Friday, November 6, 2009 - 11:13

The Eden Project has diverted a massive 100 tonnes of food waste from landfill since it started turning kitchen scraps and leftovers from its cafés into compost for the world-famous gardens.

A huge on-site composter, installed in 2005, now converts around 90 per cent of the food waste created at the Cornish visitor attraction into a nitrogen-rich soil enhancement that Eden gardeners use to feed their impressive collection of plants.

During the 80-day composting process the contents reach more than 60 degrees C. What comes out is a potent material that’s either mixed with soil or used as a mulch. “Using compost made from waste to grow new plants is a great illustration of the Eden philosophy and, from a horticulture perspective, we’re really pleased with the results we’ve seen,” said horticulturist Darren Topps.

The composter, a 30m3 Neter manufactured by Swedish company Susteco, is relieving pressure on Cornwall’s landfill sites. It has also proved an effective way of dealing with green waste without a risk of possible environmental problems such as leachates and methane emissions.
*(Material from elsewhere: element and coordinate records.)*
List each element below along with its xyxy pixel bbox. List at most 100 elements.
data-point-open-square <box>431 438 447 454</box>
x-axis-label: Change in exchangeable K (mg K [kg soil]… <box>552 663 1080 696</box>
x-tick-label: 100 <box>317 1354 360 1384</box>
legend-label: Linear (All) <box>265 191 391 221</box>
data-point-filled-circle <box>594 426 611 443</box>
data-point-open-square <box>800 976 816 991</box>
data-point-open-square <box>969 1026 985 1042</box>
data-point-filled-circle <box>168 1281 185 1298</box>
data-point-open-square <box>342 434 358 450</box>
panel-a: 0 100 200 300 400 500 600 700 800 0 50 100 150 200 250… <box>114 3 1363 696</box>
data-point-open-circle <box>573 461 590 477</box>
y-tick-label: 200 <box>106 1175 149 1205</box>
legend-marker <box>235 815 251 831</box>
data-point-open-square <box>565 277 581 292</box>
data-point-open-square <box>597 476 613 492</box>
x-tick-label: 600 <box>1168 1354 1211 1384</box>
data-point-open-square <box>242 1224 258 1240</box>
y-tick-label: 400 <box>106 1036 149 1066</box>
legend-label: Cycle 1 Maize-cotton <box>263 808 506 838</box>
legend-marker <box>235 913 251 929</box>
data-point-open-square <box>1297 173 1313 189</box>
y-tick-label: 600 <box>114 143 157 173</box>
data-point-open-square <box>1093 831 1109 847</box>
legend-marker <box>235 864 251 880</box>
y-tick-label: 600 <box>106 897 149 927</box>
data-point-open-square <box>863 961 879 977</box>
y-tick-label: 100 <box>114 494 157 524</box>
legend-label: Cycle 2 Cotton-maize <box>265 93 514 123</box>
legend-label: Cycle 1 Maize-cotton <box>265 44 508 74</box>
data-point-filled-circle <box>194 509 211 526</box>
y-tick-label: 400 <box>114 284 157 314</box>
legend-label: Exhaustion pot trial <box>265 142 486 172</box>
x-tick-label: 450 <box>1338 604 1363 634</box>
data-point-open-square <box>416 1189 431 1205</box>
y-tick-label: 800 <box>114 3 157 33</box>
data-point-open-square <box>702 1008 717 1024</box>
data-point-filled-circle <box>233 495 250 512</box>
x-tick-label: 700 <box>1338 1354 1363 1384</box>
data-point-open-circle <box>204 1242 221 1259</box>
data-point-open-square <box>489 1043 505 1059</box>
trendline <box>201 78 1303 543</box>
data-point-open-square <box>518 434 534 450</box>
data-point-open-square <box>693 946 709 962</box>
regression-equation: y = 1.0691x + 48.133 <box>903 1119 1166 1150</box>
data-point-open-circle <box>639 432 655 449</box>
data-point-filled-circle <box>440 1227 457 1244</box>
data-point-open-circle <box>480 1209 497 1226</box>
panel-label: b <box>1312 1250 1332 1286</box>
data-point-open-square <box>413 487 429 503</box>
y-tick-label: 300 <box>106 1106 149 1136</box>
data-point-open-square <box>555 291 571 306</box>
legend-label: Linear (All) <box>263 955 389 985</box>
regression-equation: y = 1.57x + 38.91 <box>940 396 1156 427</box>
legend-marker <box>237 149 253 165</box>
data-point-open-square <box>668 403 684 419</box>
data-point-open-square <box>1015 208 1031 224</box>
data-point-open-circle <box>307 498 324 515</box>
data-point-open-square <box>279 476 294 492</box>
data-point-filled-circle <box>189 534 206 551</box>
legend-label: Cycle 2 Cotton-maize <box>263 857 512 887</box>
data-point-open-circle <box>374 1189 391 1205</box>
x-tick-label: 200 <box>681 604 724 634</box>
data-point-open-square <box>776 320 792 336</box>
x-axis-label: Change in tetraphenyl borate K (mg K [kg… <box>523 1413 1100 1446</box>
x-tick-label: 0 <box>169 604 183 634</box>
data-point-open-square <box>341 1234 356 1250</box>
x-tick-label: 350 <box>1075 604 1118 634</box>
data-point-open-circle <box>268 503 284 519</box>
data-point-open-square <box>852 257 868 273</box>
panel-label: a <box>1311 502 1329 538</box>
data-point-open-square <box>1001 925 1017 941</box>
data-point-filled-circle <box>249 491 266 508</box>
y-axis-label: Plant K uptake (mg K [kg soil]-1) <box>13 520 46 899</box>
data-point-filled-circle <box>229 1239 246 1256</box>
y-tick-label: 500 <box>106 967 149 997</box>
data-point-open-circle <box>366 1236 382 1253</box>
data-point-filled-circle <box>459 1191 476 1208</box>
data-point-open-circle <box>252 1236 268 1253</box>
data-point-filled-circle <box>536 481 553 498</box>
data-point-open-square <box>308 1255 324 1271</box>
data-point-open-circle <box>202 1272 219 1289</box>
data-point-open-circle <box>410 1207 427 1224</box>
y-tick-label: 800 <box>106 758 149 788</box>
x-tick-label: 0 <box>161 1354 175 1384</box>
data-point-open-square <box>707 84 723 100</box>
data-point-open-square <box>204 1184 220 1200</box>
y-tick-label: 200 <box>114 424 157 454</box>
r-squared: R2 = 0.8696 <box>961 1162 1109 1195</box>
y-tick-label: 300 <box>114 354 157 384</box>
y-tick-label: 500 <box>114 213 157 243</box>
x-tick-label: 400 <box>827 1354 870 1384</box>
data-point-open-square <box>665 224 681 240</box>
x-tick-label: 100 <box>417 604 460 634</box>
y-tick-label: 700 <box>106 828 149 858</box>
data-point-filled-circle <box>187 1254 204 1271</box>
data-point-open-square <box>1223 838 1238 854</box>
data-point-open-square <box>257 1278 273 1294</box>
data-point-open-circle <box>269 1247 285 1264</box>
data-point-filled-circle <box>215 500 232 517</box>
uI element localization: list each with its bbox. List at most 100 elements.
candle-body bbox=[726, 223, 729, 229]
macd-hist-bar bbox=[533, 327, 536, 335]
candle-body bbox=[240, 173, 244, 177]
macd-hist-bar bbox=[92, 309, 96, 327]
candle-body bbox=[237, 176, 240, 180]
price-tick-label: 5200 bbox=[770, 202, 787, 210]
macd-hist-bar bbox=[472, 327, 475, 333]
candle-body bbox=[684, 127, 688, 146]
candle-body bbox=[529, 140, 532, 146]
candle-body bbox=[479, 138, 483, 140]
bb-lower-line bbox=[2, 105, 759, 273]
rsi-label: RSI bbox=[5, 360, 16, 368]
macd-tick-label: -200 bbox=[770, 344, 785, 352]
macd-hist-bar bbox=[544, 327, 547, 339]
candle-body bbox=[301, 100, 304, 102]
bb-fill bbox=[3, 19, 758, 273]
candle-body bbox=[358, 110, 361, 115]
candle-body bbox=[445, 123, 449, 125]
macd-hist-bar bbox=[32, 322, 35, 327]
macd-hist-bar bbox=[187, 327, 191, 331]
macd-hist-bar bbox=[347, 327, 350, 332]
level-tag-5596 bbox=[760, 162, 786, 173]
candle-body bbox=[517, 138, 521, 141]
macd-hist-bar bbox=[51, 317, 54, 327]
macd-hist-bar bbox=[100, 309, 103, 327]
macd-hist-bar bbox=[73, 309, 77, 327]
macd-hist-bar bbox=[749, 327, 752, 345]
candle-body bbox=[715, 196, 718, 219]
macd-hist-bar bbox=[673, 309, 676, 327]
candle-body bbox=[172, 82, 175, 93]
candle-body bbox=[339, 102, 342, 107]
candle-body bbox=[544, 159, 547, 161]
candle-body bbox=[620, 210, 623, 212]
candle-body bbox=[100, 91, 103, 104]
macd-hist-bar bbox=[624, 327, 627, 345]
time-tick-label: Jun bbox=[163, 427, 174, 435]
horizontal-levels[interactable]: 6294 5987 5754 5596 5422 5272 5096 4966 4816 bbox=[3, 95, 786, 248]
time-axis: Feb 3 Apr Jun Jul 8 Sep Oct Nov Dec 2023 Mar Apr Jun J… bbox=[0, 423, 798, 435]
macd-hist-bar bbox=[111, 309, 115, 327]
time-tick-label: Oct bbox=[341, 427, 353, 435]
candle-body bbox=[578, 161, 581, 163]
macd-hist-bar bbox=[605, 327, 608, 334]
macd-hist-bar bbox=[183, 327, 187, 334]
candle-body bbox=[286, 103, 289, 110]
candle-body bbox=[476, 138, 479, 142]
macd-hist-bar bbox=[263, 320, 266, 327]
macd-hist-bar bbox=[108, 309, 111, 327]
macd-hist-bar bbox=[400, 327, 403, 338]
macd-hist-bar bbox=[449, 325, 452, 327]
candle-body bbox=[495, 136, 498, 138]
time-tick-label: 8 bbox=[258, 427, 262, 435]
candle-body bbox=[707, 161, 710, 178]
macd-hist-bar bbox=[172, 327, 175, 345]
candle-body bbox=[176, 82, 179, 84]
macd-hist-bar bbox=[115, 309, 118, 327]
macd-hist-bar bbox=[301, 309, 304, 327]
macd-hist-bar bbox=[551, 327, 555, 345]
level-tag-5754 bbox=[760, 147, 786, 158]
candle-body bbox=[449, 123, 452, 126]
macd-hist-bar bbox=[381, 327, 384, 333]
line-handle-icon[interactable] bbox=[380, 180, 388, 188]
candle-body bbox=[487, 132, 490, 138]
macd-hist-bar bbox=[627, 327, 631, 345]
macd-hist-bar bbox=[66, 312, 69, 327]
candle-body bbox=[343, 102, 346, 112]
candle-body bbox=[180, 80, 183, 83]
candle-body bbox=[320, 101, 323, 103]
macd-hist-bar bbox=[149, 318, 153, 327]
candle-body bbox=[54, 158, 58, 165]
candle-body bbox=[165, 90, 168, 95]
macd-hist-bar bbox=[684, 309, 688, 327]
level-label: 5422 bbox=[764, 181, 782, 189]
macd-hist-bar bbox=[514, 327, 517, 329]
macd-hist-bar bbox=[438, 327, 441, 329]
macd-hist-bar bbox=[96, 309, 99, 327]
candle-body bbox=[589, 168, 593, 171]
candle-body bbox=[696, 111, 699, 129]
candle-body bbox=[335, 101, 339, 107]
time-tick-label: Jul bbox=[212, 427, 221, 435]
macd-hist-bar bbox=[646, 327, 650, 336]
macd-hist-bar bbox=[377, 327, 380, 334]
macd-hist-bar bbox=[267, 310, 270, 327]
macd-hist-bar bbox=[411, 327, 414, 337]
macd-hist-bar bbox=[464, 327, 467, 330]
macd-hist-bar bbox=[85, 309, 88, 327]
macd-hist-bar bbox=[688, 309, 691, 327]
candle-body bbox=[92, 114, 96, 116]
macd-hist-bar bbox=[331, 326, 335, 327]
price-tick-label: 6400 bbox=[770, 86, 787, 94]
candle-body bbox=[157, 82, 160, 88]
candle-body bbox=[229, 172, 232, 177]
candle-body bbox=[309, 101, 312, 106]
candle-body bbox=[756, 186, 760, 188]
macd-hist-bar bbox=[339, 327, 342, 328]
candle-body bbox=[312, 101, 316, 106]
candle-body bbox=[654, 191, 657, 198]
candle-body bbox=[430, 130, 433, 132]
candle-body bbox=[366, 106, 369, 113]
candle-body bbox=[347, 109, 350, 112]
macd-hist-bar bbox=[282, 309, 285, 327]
The UK-wide target is to halve the amount of biodegradable municipal waste sent to landfill by 2013, compared with 1995 levels – though experts have warned that the country is not on track to meet this.

Nicolette Knight, Waste Operations Manager at Eden, said: “The whole composting process is a great educational tool for visitors, because they see the journey of their food from the plate through to the plant. It starts as they sort waste from their trays into different containers, and ends as they pass the composting plant which has been deliberately sited near one of the public car parks. It’s Eden’s version of alchemy.”

Before Eden opened in 2001, the gardening team created 83,000 tonnes of soil, by mixing waste from the former china clay pit with green compost, to turn the site into a landscape capable of sustaining plants from all over the world.

Eden has adopted the Waste Neutral philosophy, aiming to buy in the same weight of recycled materials as it sends for recycling or disposal. The idea is to help boost the market for recycled goods by adding one vital element on to the ‘reduce, reuse, recycle’ motto: reinvest.